New Atlantis Tells Story How Music and Musicians Are Helping rebuild New Orleans

New Atlantis: Musicians Battle For The Survival of New Orleans
John Swenson
Oxford University Press

Music journalist and scholar John Swenson has authored an important new book about the efforts of New Orleans musicians to help rebuild and restore their city after the "federal flood" that occurred after the levees broke during Hurricane Katrina. After an opening chapter dealing with the Voice of the Wetlands project that Tab Benoit had initiated prior to the Hurricane, and a chapter on the Mardi Gras Indians, Swenson interweaves the rebuilding of the city and music scene and the return of some of the musicians who returned over time.

It isn't an easy recovery. For some who came back, there were others who never would, or would pass away not long after returning. And the early returnees came to a city occupied by the National Guard and terrible street violence with musicians and tourists not being safe from gang related violence.

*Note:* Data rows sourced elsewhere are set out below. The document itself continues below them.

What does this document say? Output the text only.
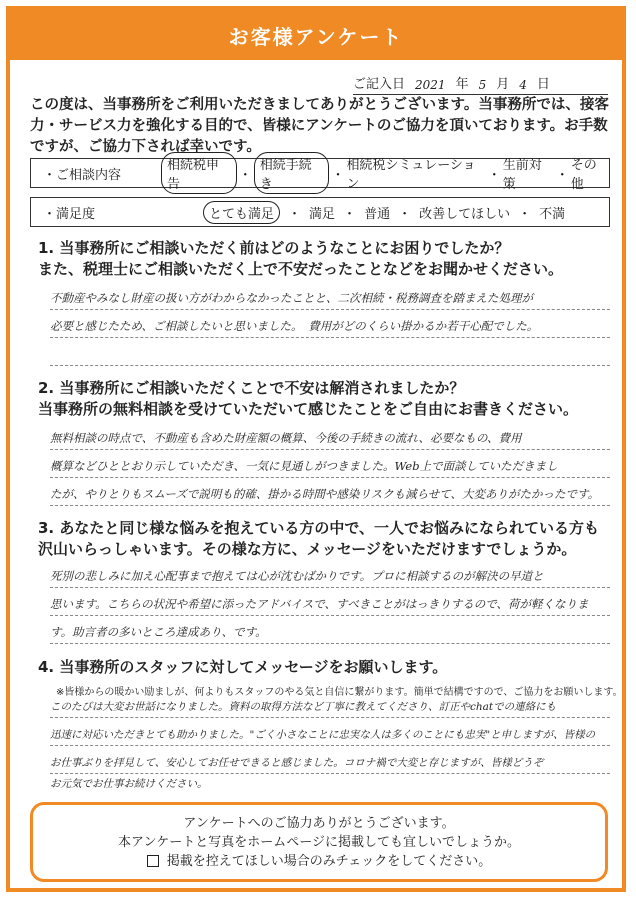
お客様アンケート
ご記入日 2021 年 5 月 4 日
この度は、当事務所をご利用いただきましてありがとうございます。当事務所では、接客力・サービス力を強化する目的で、皆様にアンケートのご協力を頂いております。お手数ですが、ご協力下されば幸いです。
・ご相談内容
相続税申告
・
相続手続き
・
相続税シミュレーション
・
生前対策
・
その他
・満足度	とても満足	・ 満足 ・ 普通 ・ 改善してほしい ・ 不満
1. 当事務所にご相談いただく前はどのようなことにお困りでしたか？
また、税理士にご相談いただく上で不安だったことなどをお聞かせください。
不動産やみなし財産の扱い方がわからなかったことと、二次相続・税務調査を踏まえた処理が
必要と感じたため、ご相談したいと思いました。　費用がどのくらい掛かるか若干心配でした。
2. 当事務所にご相談いただくことで不安は解消されましたか？
当事務所の無料相談を受けていただいて感じたことをご自由にお書きください。
無料相談の時点で、不動産も含めた財産額の概算、今後の手続きの流れ、必要なもの、費用
概算などひととおり示していただき、一気に見通しがつきました。Web上で面談していただきまし
たが、やりとりもスムーズで説明も的確、掛かる時間や感染リスクも減らせて、大変ありがたかったです。
3. あなたと同じ様な悩みを抱えている方の中で、一人でお悩みになられている方も
沢山いらっしゃいます。その様な方に、メッセージをいただけますでしょうか。
死別の悲しみに加え心配事まで抱えては心が沈むばかりです。プロに相談するのが解決の早道と
思います。こちらの状況や希望に添ったアドバイスで、すべきことがはっきりするので、荷が軽くなりま
す。助言者の多いところ達成あり、です。
4. 当事務所のスタッフに対してメッセージをお願いします。
※皆様からの暖かい励ましが、何よりもスタッフのやる気と自信に繋がります。簡単で結構ですので、ご協力をお願いします。
このたびは大変お世話になりました。資料の取得方法など丁寧に教えてくださり、訂正やchatでの連絡にも
迅速に対応いただきとても助かりました。"ごく小さなことに忠実な人は多くのことにも忠実"と申しますが、皆様の
お仕事ぶりを拝見して、安心してお任せできると感じました。コロナ禍で大変と存じますが、皆様どうぞ
お元気でお仕事お続けください。
アンケートへのご協力ありがとうございます。
本アンケートと写真をホームページに掲載しても宜しいでしょうか。
掲載を控えてほしい場合のみチェックをしてください。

But there are James and Troy (Trombone Shorty) Andrews returning to New Orleans 17 days after Katrina to play at Jackson Square at ceremonies associated with the President's speech and having to deal with what they saw.

Musicians slowly came back and started playing but as Swenson observes they did more than simply make music. Craig Klein of Bonerama started the Arabi Wrecking Crew to help gut ruined houses and then partnered with a group building a musicians community. And then there is music such as that by harmonica player Andy Forest with a recording "Real Story," while Coco Robichaux started playing at Molly's when the lights went back on there, and a group including Walter 'Wolfman' Washington played a concert at the Maple Leaf that the National Guard closed down at 8:00PM after curfew, and James Andrews playing a concert at the Ogden Museum, resuming its concert series that Katrina had interrupted.

Taking us through Halloween and Mardi Gras, Swenson introduces us to a variety of individuals (some famous nationally and others local) such as DJ Davis, the real person who served as the basis for the character on the HBO show "Tremé," Paul Sanchez, Papa John Gros, Big Chief Monk Boudreaux, Dr. John, Dr. Michael White (the great clarinetist who lost countless and irreplaceable musical artifacts in the federal flood), Theresa Anderson, John Boutté, Evan Christopher, Susan Cowsill, Glen David Andrews, the Radiators and others.

There was a protest against the street violence that the musicians were a major force behind as well as important efforts to revive neighborhoods and communities. He discusses a variety of recordings as well as performances and the unique relationship between the musicians and their fans from not just the city but around the world. Swenson's draws the reader into the rich tapestry of people and events that he so compellingly tells us about. It is a superb and import book of a story that still is unfinished and is recommended to anybody who loves New Orleans and its music.

I received an advance review copy from Amazon.com's Vine program, but had purchased this for my kindle.